I have heard the names of Kurt Vonnegut and William Faulkner, but I don't think I have read any of their stuff.

I think it's unlikely that people would voluntarily turn the world over to computers and/or robots. What's more likely is that people in power would use those machines as tools to gain more power over their fellow men. At some point the machines might get too big for their britches and try to seize control but, like you said, all we'd have to do is pull their plugs. It is possible, though, that the machines would take control little by little as their masters became lazy and ceased to supervise them properly. By the time people realized what was happening, it would be too late. Not that we couldn't still whip their electronic asses, but we might be so dependent on them by then that nobody would want to live in a world without them.

When you think about it, it's kind of funny that we humans took over the world like we did. Everybody says that it's because we are so smart, but it could just as likely be due to our aggressive natures, or maybe a little of both. Lots of animals are aggressive, but lots of animals don't have the smarts to invent weapons of mass destruction in order to become king of the hill. Of course there is no guarantee that our dominance is permanent. We have only been here a couple hundred thousand years, which is a drop in the bucket in geological time. I think that cockroaches have been here longer than that.

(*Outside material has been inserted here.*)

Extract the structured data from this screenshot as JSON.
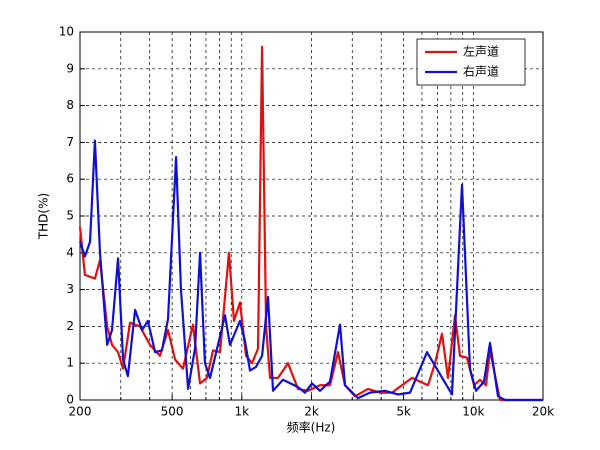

This month's National Geographic has an article about prehistoric art. It seems they keep finding earlier and earlier examples of it, which has led to lots of speculation about it's significance in human development. In some cases, cultures developed this stuff and then seem to have lost it for thousands of years. Did they abandon their art because times got so tough that they couldn't afford the luxury anymore? Maybe, but in some cases adversity seems to have fostered artistic expression instead of inhibiting it. Of course it's all speculation, which is kind of an art form in itself. Maybe that's one of our greatest virtues, the ability to speculate, to ask ourselves and each other, "What if?"